Synthetics: some still take a zero-tolerance approach to anything synthetic (a verbal attack against a carpet manufacturer by an audience member at one of the d factory talks on sustainability last year comes to mind), but to me the infinite recyclability appeals. Kate Goldsworthy's research in particular is worth looking into. To me, the problem with synthetics is more to do with comfort and wearability - I wear them little myself (an old nylon Miyake jacket notwithstanding) so I do have trouble proposing others to wear them.
Then there are the trims and notions... Many will be reclaimed (e.g. buttons from second-hand shops) and I will avoid creating natural/synthetic mixes with trims - for example, applying a polyester braid to a hemp pant. Overall, I find this a problematic area and will discuss further as things progress.
A short post on a complex topic but life beckons. I will return to this, no doubt.
Oh and next week I'll be attending the IFFTI conference in Melbourne. Some very interesting papers though not much on sustainability.
Evolution/Revolution: The Arts and Crafts in Contemporary Fashion and Textiles at The RISD Museum of Art, curated by Joanne Ingersoll.
Encyclopedia of Life is now online. Some background from the BBC.
This BBC article on greenwashing reminds me of a project I taught in, where the students had to come up with logos promoting sustainability that did NOT include a sphere/circle/globe, a plant or the colour green.
That'll do for now. But, with the endless Google Alerts, more to come soon.
Tuesday, February 26, 2008
The amount of waste?

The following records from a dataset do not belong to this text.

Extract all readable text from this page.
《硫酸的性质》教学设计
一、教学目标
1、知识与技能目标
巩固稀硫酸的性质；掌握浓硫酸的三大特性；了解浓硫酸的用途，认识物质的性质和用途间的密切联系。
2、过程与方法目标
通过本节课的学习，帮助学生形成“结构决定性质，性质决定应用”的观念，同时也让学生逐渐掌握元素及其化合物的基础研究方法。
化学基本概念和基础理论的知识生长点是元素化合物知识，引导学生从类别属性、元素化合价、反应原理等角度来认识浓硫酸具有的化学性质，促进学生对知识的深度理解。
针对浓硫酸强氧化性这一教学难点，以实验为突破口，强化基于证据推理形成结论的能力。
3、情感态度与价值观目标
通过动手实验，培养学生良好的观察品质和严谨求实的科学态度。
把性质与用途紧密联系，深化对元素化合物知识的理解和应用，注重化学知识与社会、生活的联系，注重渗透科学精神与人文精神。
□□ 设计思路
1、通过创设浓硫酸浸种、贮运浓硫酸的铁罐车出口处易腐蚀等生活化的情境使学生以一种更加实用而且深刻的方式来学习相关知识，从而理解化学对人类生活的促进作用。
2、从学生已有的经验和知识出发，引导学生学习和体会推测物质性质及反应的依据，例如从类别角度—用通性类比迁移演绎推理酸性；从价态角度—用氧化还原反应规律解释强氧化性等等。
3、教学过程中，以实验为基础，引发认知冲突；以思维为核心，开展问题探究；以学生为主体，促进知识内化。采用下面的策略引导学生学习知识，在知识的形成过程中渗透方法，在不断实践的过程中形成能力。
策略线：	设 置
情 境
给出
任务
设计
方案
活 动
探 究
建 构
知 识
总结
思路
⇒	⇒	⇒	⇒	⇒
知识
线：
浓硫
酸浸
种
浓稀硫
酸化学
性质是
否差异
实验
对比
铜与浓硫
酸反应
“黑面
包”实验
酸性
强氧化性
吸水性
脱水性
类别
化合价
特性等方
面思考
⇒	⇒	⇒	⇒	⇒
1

HUGE, much bigger than the figures put forward by Cooklin and others. I work as a patternmaker, making patterns according to the designer's sketch. These generally aren't negotiable. Yes, I feel awful about it, but at the moment working is about keeping me fed to the end of my PhD, and I still don't know how most companies would go from a conventional, wasteful approach to wasting little or none. Anyway, unlike many of the awful cheap fabrics (result of people demanding ever more awful and cheap clothes, I think) I've had to work with over the years, this was quite beautiful and the print was begging for a creative no-waste approach. It wasn't to be, but I will be using some conventionally repeating prints or patterns (e.g. checks) in the collection to see what the implications are. I may also use -gasp- digital printing although 99% of the time it looks too much like, well, digital printing. It seems that anyone capable of operating a scanner and/or Photoshop is a textile designer these days. But there I go digressing again. (Need to discuss collection fabrication in detail here soon, too. Very problematic, if a holistic approach is to be adopted in terms of sustainability.)
The collection... The working title is 'Bad Dogs', for reasons I'll explain another time. A lively conversation about related stuff today produced 'Do Not Iron the Poof', which might just work as a title. But time for sleep now.
Sunday, February 24, 2008
Friday, February 22, 2008
Kate Fletcher: Sustainable Fashion and Textiles: Design Journeys, available from here.
Janet Hethorn, Connie Ulasewicz, Yvon Chouinard (editors): Sustainable Fashion: Why Now? A conversation exploring issues, practices, and possibilities, available from here. (This is the book I wrote a chapter for.)
Also worth a read, the WWF 'Deeper Luxury' report, from here.
That's it, for now. In coming days I'd like to summarise some of the articles on futurefashion (NY fashion week) and Esthetica (London fashion week). I have, however, a lot to organise for my exhibition as well as one I'm co-curating for 2009 so it may not happen.